The problem with Maple Town was that news never stayed news.
It became weather.
By ten in the morning, Dean’s red-shirt situation had turned into a full local event.
By eleven, it had become a customer flood.
By noon, First Branch Café looked less like a business and more like a coordinated social collapse.
“Why are there so many people?” Sam asked, standing behind the counter with a clipboard, invoices, and the expression of a man already regretting consciousness.
Nina didn’t even look up from the register. “Because your husband walked outside looking like a manual labor fantasy with emotional damage.”

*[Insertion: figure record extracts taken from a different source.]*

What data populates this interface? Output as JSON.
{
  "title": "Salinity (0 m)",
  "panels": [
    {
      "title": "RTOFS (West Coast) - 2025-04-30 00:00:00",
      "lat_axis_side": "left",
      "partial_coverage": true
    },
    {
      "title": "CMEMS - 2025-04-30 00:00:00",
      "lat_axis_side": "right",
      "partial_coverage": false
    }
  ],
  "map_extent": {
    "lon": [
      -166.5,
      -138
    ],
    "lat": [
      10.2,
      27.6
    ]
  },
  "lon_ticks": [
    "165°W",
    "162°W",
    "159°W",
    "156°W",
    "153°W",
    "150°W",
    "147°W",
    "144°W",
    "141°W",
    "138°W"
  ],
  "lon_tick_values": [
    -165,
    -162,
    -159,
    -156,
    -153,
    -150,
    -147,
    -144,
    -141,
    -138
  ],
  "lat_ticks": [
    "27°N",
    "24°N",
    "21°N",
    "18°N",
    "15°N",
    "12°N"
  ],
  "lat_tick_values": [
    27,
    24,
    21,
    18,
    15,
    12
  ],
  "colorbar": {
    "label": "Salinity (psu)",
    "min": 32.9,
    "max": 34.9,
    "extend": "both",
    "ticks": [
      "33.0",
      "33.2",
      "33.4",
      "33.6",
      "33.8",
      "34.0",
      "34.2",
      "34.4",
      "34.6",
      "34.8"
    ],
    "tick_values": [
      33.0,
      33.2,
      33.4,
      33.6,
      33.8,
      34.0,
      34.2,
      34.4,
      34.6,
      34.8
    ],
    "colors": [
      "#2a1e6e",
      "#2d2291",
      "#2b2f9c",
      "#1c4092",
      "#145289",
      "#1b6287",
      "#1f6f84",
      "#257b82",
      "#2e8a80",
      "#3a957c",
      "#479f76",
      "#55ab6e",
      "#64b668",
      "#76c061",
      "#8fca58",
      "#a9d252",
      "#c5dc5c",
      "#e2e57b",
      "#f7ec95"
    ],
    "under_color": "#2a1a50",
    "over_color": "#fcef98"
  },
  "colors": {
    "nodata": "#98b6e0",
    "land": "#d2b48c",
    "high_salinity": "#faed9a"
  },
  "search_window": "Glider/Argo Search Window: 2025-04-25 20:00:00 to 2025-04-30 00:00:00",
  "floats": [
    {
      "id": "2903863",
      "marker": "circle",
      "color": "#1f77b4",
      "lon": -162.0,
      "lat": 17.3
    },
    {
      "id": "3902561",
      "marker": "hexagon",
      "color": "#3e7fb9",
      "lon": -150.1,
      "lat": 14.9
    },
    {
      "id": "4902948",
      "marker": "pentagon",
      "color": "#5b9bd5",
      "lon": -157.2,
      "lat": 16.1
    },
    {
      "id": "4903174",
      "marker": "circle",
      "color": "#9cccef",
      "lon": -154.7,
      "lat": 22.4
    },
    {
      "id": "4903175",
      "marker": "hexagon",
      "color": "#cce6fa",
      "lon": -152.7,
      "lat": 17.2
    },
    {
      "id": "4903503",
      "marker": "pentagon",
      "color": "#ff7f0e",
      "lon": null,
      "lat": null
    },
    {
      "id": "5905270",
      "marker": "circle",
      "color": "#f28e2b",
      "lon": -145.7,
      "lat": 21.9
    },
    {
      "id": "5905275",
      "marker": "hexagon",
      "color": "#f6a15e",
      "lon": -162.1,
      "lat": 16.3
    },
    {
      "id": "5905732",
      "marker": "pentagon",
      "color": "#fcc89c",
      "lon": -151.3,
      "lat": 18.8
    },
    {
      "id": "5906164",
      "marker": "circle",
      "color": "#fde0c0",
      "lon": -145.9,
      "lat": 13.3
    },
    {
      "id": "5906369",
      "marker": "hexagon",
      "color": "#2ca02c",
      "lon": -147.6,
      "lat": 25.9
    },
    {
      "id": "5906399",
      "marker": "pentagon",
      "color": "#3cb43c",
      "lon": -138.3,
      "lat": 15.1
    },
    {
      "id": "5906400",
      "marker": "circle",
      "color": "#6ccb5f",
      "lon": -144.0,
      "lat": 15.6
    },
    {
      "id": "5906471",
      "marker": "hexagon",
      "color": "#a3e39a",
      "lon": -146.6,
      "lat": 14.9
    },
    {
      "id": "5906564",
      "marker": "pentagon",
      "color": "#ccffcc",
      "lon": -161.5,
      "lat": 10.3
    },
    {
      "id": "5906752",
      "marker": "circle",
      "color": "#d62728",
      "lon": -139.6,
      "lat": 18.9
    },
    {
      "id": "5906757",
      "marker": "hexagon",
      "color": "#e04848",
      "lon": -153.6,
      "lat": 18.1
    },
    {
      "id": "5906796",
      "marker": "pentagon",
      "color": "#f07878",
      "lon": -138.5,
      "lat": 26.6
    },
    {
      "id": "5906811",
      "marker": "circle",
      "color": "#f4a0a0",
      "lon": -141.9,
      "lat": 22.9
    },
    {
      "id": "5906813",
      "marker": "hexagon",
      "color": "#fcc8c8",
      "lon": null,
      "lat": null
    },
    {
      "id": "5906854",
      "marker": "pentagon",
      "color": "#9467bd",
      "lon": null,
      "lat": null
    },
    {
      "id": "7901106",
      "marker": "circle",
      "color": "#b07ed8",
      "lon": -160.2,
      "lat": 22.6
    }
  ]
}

Marta set down three cups in a row. “Also the workshop posted a blurry photo.”
From the connected branch screen, Priya appeared with zero shame. “It wasn’t blurry enough. Second Branch got the details.”

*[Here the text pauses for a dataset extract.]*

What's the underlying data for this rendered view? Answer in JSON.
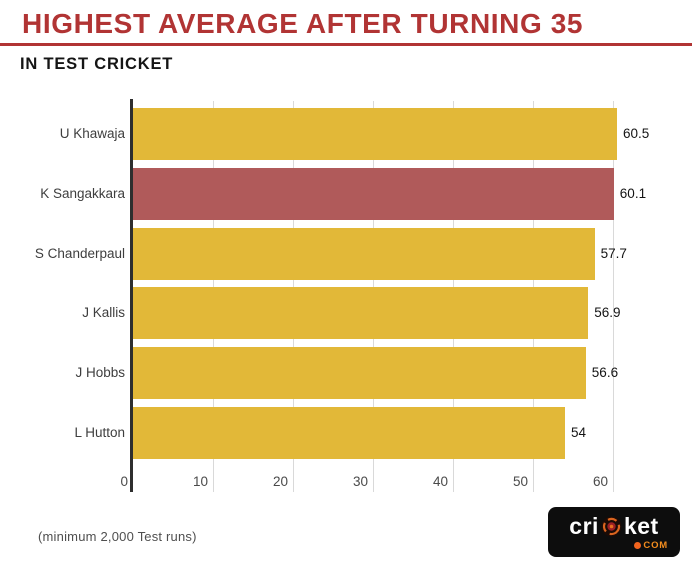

Hallie leaned into the screen. “The red shirt is causing interstate-level consequences.”
Sam pinched the bridge of his nose.
The café doors opened again.
Three more customers walked in.
Then two.
Then four.
Then a woman in expensive boots who definitely did not need coffee but absolutely needed to look at Dean Winchester over the rim of a cup for ten minutes straight.
Maple Town had survived literal monsters with less intensity.

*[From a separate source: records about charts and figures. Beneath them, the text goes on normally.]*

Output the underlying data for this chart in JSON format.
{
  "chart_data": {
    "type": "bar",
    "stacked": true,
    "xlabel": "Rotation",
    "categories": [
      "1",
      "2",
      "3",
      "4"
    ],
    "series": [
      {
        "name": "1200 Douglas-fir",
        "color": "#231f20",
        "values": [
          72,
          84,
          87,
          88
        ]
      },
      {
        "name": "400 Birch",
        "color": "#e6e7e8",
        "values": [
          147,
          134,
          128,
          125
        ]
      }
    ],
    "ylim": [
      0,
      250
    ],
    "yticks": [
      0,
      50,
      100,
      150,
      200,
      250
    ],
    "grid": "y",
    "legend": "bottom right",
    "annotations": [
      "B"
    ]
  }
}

Dean, unfortunately, was thriving.
He hated the haircut. He had complained about it six times before breakfast and another four times before lunch. But the rest of the world had made the truly unfortunate decision to disagree. The shorter cut sharpened his jaw, made his eyes look brighter, and somehow made the red work shirt worse in all the wrong ways—broad shoulders, rolled sleeves, dark jeans, boots, smug mouth.
Sam was trying very hard not to participate in this problem.